NEW YORK (CNNMoney) -- Overhauling the United States' outdated and flawed patent system has been talked about for decades, but reform could finally be around the corner -- for real, this time.
The Senate earlier this month overwhelmingly passed its version of a patent reform bill, voting 95 to 5 in favor of it. The House will take up its own version this week: David Kappos, director of the U.S. Patent and Trade Office, is testifying before the House Subcommittee on Intellectual Property on Wednesday.
If passed, reconciled and signed by the president, the similar bills would offer the first significant change to the U.S. patent system since 1952. It has been a long wait -- and considering the time it takes to bring a bill to the House floor, vote on it and iron out differences with the Senate bill, it could still be a while longer before we see reform enacted.
But reform is necessary, proponents say, because of how technology has evolved over the past six decades. Patent applications are coming in faster and more furiously than the government could have imagined 60 years ago: The patent office examines roughly 500,000 applications every year.
That has led to a 700,000-patent backlog and a three-year waiting period for the average patent to receive approval. Each patent contains a potential new industry in waiting (think how many companies and jobs the Laser helped create). For an economy that desperately needs new jobs, that's a long time to wait.
The bills would help to alleviate much of the pressure on the USPTO by allowing the organization to set and keep its own fees. If reform passes, the patent office has suggested that it would raise fees for more complex patents and lower fees for simpler patents. Right now, Congress allocates the office's annual budget, and also determines what fees it can charge.
Kappos estimates that change would bring in an additional $300 million, which the USPTO could use to staff up and invest in much-needed IT resources.
With that boost, Kappos thinks the USPTO could halve its backlog to 350,000 applications. That's the ideal inventory level, he said, since it would give each patent examiner enough work to stay busy, but also ensure that most patents get approved within a year of submission.
"What we'll see is a job-creation engine turned loose," Kappos said. "It will give us the ability to examine work given to us by U.S. innovators much more effectively, so they can produce products and services and economic opportunity much more quickly."
Though it's difficult to assess exactly how many jobs would be created if patent reform were to become law, Kappos estimates that "millions of jobs are lying in wait."
Both bills would also help keep patent battles out of the courts.
The proposed patent reforms would give the USPTO the ability to quickly take a second look at patents that become commercially significant but which a third party believes have become invalid. That, in theory, would resolve many disputes without the need to flood the legal system with unnecessary litigation.
It would also help protect inventors from the hefty cost of defending their patents. The application, processing and legal fees average about $15,000 per patent, but the cost to defend those patents in court after they've been granted typically runs between $3 million to $6 million, according to Bijal Vakil, a partner in White & Case's intellectual property team in Palo Alto, Calif.
A more controversial part of both bills would transition U.S. patent law from a "first to invent" to a "first to file" system.

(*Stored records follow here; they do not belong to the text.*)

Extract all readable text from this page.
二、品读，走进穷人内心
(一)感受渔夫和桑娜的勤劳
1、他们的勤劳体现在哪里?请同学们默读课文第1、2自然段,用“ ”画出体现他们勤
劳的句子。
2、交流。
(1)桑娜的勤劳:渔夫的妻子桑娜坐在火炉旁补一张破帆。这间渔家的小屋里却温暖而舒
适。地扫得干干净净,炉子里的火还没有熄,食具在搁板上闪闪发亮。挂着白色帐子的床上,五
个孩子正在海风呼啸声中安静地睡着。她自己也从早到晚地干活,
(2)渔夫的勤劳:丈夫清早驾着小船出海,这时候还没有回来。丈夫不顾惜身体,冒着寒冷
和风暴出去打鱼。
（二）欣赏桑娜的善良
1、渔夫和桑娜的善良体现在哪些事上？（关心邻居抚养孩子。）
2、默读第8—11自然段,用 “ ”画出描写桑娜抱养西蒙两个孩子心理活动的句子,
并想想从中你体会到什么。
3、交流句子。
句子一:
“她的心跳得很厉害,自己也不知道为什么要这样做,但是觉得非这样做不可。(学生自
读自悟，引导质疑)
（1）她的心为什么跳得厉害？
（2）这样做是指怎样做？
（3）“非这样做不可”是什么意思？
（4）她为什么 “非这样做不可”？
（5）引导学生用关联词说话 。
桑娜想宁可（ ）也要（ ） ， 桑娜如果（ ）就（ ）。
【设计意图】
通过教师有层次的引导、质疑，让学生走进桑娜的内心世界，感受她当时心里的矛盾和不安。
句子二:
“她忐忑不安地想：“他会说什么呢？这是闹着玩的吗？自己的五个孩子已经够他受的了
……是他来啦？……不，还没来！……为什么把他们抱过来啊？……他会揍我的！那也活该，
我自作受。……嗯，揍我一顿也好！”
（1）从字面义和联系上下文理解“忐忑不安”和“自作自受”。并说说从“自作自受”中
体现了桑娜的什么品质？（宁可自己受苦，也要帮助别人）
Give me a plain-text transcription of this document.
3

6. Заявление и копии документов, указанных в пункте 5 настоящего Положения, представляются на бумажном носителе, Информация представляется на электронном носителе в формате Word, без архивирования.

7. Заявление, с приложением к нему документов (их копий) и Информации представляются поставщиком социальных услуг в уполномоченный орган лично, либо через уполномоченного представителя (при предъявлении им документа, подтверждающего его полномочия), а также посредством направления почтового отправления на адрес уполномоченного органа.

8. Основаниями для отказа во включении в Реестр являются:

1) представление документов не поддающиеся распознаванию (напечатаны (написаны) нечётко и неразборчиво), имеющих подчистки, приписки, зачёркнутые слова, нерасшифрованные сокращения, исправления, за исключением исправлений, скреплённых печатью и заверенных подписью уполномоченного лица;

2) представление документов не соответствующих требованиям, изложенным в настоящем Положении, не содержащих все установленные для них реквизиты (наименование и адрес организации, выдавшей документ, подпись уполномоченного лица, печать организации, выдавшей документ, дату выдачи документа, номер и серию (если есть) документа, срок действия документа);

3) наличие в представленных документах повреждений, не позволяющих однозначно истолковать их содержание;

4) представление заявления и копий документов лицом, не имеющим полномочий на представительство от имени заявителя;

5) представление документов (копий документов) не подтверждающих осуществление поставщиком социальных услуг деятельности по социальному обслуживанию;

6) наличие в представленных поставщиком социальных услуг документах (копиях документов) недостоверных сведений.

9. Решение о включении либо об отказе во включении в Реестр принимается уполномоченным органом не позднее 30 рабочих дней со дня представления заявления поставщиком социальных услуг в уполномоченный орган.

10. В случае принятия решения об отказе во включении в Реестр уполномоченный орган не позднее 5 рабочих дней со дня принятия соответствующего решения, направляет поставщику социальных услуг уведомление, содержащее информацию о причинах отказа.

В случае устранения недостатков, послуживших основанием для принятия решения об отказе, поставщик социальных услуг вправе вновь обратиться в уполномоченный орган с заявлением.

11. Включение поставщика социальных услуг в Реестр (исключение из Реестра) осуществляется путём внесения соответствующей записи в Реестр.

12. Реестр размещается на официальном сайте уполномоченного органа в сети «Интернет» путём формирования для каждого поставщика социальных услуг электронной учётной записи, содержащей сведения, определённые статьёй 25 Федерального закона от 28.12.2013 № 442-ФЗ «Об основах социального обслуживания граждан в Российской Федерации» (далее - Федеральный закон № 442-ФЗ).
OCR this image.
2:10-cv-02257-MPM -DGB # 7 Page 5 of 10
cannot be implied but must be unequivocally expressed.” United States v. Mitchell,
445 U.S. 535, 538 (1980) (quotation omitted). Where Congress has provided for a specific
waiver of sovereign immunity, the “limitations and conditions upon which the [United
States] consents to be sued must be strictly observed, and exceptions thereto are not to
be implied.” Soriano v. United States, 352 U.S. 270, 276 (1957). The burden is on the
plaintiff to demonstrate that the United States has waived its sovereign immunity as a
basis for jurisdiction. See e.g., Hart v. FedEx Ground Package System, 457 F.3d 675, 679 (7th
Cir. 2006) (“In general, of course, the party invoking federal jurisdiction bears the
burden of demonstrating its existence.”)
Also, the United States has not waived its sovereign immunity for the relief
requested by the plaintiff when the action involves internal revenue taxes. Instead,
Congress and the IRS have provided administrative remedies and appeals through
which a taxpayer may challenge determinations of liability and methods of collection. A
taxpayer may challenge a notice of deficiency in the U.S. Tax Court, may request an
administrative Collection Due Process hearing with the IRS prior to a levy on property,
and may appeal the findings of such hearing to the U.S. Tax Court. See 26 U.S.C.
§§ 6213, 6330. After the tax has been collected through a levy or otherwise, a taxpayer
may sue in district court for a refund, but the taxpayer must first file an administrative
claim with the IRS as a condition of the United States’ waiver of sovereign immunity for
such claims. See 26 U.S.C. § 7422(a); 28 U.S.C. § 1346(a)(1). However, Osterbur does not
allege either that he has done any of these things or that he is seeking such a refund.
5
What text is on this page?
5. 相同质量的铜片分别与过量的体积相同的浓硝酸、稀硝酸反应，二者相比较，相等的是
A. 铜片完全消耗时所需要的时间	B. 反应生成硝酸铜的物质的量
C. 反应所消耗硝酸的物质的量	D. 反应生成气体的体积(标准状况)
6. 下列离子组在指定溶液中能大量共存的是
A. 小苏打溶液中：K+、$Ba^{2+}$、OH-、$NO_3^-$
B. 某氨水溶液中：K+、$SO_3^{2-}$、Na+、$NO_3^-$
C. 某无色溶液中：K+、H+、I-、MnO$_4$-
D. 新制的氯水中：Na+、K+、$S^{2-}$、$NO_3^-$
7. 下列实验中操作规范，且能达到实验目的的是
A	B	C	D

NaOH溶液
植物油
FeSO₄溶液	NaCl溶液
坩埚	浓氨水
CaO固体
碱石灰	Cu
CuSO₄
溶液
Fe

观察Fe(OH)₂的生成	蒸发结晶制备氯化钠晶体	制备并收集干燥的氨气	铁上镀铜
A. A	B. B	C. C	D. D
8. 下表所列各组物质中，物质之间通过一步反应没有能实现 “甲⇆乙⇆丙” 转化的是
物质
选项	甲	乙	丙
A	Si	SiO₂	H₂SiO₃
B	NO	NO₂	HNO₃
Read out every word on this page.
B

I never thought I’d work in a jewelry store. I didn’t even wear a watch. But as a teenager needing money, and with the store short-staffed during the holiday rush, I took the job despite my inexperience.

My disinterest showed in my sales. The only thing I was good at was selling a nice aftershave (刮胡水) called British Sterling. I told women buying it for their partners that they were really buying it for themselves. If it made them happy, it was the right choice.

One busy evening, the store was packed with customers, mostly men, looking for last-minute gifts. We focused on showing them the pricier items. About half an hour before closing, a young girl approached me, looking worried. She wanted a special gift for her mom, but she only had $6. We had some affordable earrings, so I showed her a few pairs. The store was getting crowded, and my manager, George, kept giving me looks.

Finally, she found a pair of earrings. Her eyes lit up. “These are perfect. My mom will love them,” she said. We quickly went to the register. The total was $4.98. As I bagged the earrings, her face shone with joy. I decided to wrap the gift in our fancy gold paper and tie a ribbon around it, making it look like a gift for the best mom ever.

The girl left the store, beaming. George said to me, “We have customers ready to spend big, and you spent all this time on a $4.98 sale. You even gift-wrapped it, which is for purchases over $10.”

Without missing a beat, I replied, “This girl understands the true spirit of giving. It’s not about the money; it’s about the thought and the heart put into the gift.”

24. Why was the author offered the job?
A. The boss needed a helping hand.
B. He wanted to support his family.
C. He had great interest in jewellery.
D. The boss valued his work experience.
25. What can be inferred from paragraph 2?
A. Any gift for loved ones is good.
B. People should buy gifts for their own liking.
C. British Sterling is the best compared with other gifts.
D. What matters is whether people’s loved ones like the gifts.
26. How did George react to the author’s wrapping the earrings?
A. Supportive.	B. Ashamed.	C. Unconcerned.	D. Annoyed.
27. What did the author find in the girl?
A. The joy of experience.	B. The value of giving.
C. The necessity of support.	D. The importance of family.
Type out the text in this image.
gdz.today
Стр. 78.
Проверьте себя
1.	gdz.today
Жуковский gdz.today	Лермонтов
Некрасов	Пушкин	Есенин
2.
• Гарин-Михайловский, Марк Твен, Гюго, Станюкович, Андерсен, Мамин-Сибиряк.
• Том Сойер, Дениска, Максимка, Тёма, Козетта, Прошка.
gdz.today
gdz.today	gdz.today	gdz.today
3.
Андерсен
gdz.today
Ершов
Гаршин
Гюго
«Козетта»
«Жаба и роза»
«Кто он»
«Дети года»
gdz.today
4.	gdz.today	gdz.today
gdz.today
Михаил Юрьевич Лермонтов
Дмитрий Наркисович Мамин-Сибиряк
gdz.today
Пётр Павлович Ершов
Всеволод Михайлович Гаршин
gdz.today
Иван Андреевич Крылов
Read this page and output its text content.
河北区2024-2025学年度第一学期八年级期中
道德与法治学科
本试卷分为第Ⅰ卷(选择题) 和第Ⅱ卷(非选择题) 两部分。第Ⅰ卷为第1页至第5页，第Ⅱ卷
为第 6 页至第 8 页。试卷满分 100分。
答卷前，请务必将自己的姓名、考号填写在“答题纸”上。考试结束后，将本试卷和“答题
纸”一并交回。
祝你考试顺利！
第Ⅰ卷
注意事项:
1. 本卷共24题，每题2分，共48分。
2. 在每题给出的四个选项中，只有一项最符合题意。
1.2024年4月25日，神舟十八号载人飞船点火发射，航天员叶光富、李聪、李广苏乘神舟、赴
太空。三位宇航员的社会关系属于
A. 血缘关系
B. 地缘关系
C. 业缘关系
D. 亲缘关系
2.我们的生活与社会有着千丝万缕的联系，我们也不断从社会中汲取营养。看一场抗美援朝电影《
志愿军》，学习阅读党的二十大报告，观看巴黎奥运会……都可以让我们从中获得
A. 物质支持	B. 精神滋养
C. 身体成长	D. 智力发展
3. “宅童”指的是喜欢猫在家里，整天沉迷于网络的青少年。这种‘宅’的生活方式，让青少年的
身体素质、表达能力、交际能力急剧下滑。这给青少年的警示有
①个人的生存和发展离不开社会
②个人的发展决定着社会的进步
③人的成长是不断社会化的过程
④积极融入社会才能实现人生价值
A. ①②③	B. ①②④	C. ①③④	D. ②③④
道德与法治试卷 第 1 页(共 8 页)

That would give the patent to the first applicant, rather than the first inventor. It's the standard most of the rest of the world uses, since it prevents inventors from coming out of the woodwork and and laying claim to a patent.
Those in opposition to the bill claim that a first to file system would harm independent inventors. They say it would force inventors to race to the patent office to beat mega corporations -- with significantly more legal and R&D muscle -- to the punch. Currently, inventors are shielded by the first to invent rule, which lets them disclose their inventions to potential investors without the fear that one of them will spill the beans.
But an analysis by the USPTO concluded that of the last 3 million patent filings, only one was from an independent inventor who would have been harmed in that manner if a first to file rule were in place at the time.
By contrast, in that same batch of filings the office found 10 independent investors who filed first but were attacked afterward by large entities claiming to be the first to invent -- and all 10 of the big companies won.
Switching systems "will dramatically help the entire innovation community in the U.S., but particularly the small business community that is so important to job creation," Kappos said.